Элейн решила, что это лучший подарок, который только можно вообразить, и что еще ни один волонтер Корпуса мира не добирался на самолете к месту своего назначения. Самолет трясся от порывов ветра. Они сели. «
Так оно и было. Они отметили медовый месяц прибытием на место ее работы, первыми задачами нового волонтера: попытками провести канализацию туда, где ее не было, первыми встречами с местными лидерами. Элейн и Рикардо позволили себе роскошь – это был подарок ее одноклассников по ЦИАУК – провести пару ночей в гостиничке для туристов в Ла-Дораде в компании семей из Боготы и скотоводов из Антиокии, и этого времени им хватило, чтобы подыскать себе одноэтажный дом по разумной цене.
Дом – явный шаг вперед с тех пор, как они поженились, особенно по сравнению с ее комнатушкой в Капаррапи, – был розовым, как лосось, у него даже был внутренний дворик площадью девять квадратных метров, о котором давно никто не заботился, так что Элейн немедленно начала его обустраивать. Она обнаружила, что теперь, в новой жизни, она по-новому ощущает себя по утрам, просыпается с первыми лучами солнца и наслаждается прохладой, прежде чем ее начинает пожирать жестокая дневная жара.
«Я принимаю холодный душ ранним утром, – писала она дедушке и бабушке, – и это я, которая жаловалась на холодную воду в Боготе. То, чем здесь пользуются для купания, называется тотума[43]
. Посылаю вам фото».В первые же дни она раздобыла себе то, без чего никак было не обойтись: лошадь, чтобы добираться в соседние деревушки. Конягу звали Тапауэко, но имя оказалось таким трудным для Элейн, что она в конечном счете переименовала его в Трумэна; у него было три скорости: медленный шаг, рысь и полевой галоп. «За пятьдесят песо в месяц, – писала Элейн, – один крестьянин заботится о нем, кормит и приводит ко мне каждый день в восемь утра. У меня волдыри на попе, болит каждый мускул, но я езжу все лучше и лучше. Трумэн разбирается в этом больше, чем я, и помогает мне учиться. Мы хорошо понимаем друг друга, а это главное. С лошадью ты учишься лучше планировать время. Ни от кого не зависишь, и это дешевле. В „Великолепную семерку“[44]
меня пока не возьмут, но я не теряю надежды».Она также завязывала знакомства с помощью добровольца, своего предшественника, невысокого парнишки из Огайо (он не глянулся Элейн с самого начала: носил окладистую бороду и был совершенно безынициативным). Список нужных людей состоял из тридцати имен: там был священник, главы самых влиятельных семей, алькальд, землевладельцы из Боготы и Медельина – что-то вроде невидимой власти: им принадлежали земли, но сами они никогда здесь не бывали, они получали доходы, но не платили налогов; по ночам в супружеской постели Элейн сетовала на это, а еще на то, что в Колумбии все считали себя политиками, но ни один политик не хотел сделать хоть что-нибудь для всех остальных.
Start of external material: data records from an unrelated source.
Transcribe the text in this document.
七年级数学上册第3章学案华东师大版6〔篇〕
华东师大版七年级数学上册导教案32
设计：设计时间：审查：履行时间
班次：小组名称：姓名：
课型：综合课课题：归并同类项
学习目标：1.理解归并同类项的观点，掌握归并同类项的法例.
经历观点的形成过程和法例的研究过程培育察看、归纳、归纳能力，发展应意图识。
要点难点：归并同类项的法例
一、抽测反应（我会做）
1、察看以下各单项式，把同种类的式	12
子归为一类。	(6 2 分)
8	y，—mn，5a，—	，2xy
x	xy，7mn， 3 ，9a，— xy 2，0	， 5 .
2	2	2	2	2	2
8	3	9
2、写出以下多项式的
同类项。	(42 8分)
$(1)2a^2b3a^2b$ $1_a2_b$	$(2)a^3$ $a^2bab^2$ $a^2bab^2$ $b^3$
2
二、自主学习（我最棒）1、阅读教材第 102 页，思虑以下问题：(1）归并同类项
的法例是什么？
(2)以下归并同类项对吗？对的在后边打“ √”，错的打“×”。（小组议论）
Рикардо вел себя так, будто всегда здесь и жил, открыто посмеивался над ней, называл ее наивной гринго, а поиздевавшись над ее претензиями – ах, добрая самаритянка в третьем мире – скорчив невыносимо снисходительную мину, напевал с чудовищным акцентом: «What’s there to live for? Who needs the Peace Corps?» И чем больше возмущалась Элейн, которую уже не забавлял сарказм этой песенки, тем с большим энтузиазмом он пел: «I’m completely stoned, I’m hippy and I’m trippy, I’m a gypsy on my own»[45]
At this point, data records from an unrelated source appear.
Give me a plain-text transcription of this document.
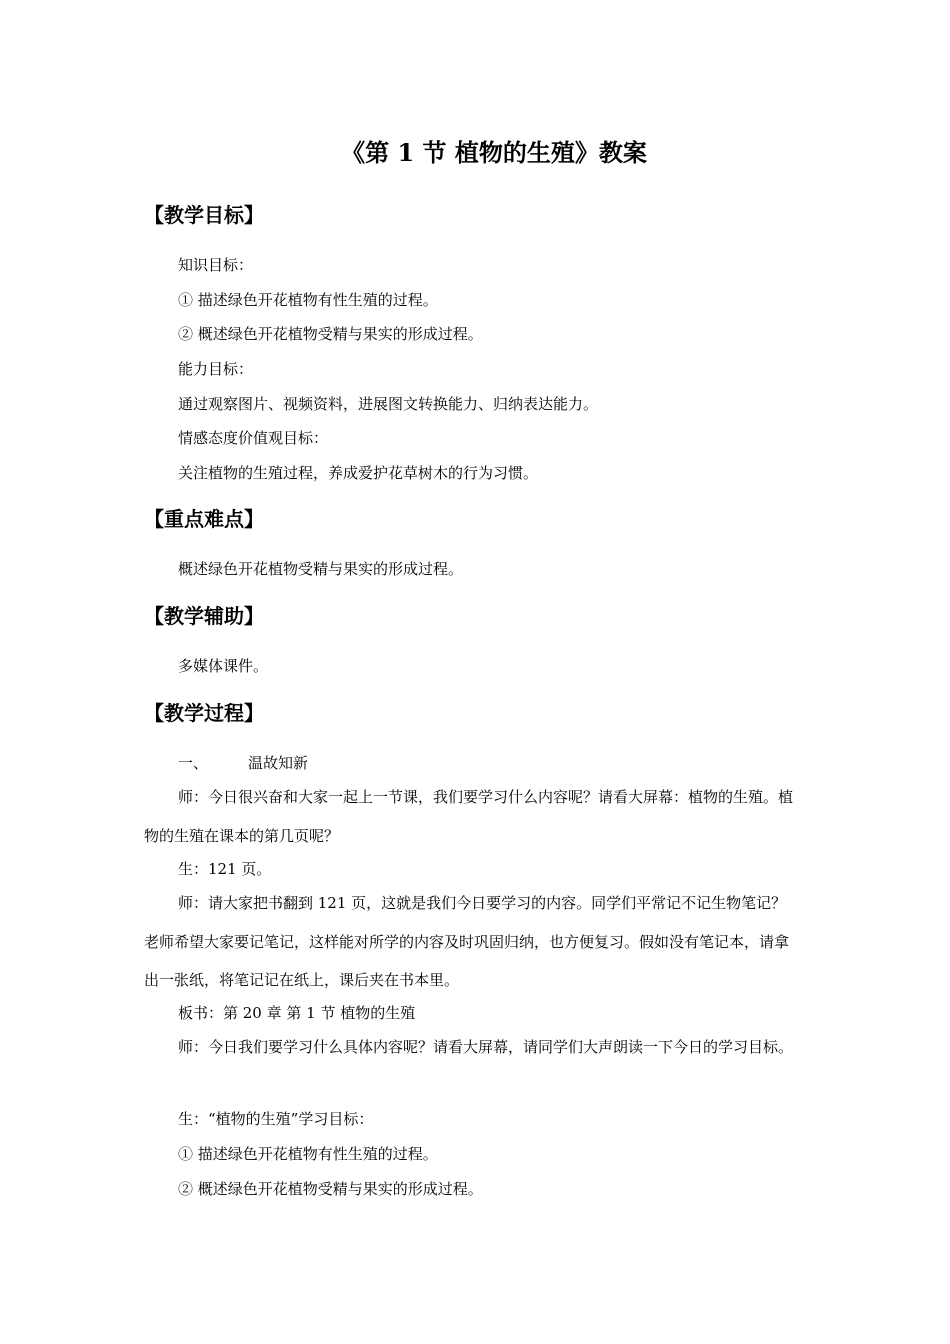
《第 1 节 植物的生殖》教案
【教学目标】
知识目标：
① 描述绿色开花植物有性生殖的过程。
② 概述绿色开花植物受精与果实的形成过程。
能力目标：
通过观察图片、视频资料，进展图文转换能力、归纳表达能力。
情感态度价值观目标：
关注植物的生殖过程，养成爱护花草树木的行为习惯。
【重点难点】
概述绿色开花植物受精与果实的形成过程。
【教学辅助】
多媒体课件。
【教学过程】
一、	温故知新
师：今日很兴奋和大家一起上一节课，我们要学习什么内容呢？请看大屏幕：植物的生殖。植物的生殖在课本的第几页呢？
生：121 页。
师：请大家把书翻到 121 页，这就是我们今日要学习的内容。同学们平常记不记生物笔记？老师希望大家要记笔记，这样能对所学的内容及时巩固归纳，也方便复习。假如没有笔记本，请拿出一张纸，将笔记记在纸上，课后夹在书本里。
板书：第 20 章 第 1 节 植物的生殖
师：今日我们要学习什么具体内容呢？请看大屏幕，请同学们大声朗读一下今日的学习目标。
生：“植物的生殖”学习目标：
① 描述绿色开花植物有性生殖的过程。
② 概述绿色开花植物受精与果实的形成过程。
.– Пошел ты, – отвечала она ему по-английски, и он прекрасно понимал куда.
За пару дней до Рождества после долгой и безрезультатной встречи с местным доктором Элейн вернулась домой, умирая от желания принять душ и смыть с себя пыль и пот, и обнаружила, что у них гости. Смеркалось, тусклым светом зажигались окна соседних домов. Она привязала Трумэна к столбу и, пройдя через садик, зашла на кухню. Пока она искала колу в холодильнике, услышала голоса. Говорили в гостиной, а не в спальне, и поскольку это были мужские голоса, она решила, что кто-то из знакомых неожиданно зашел поглазеть на американку. Это уже случалось и раньше: колумбийцы, жаловалась Элейн, считали, что работа Корпуса мира заключается в том, чтобы делать за них то, что им самим делать лень или трудно.
– Это колониальный менталитет, – жаловалась она Рикардо, когда они говорили об этом. – Они за столько лет настолько привыкли, что кто-то другой все за них сделает, что от этого быстро не избавишься.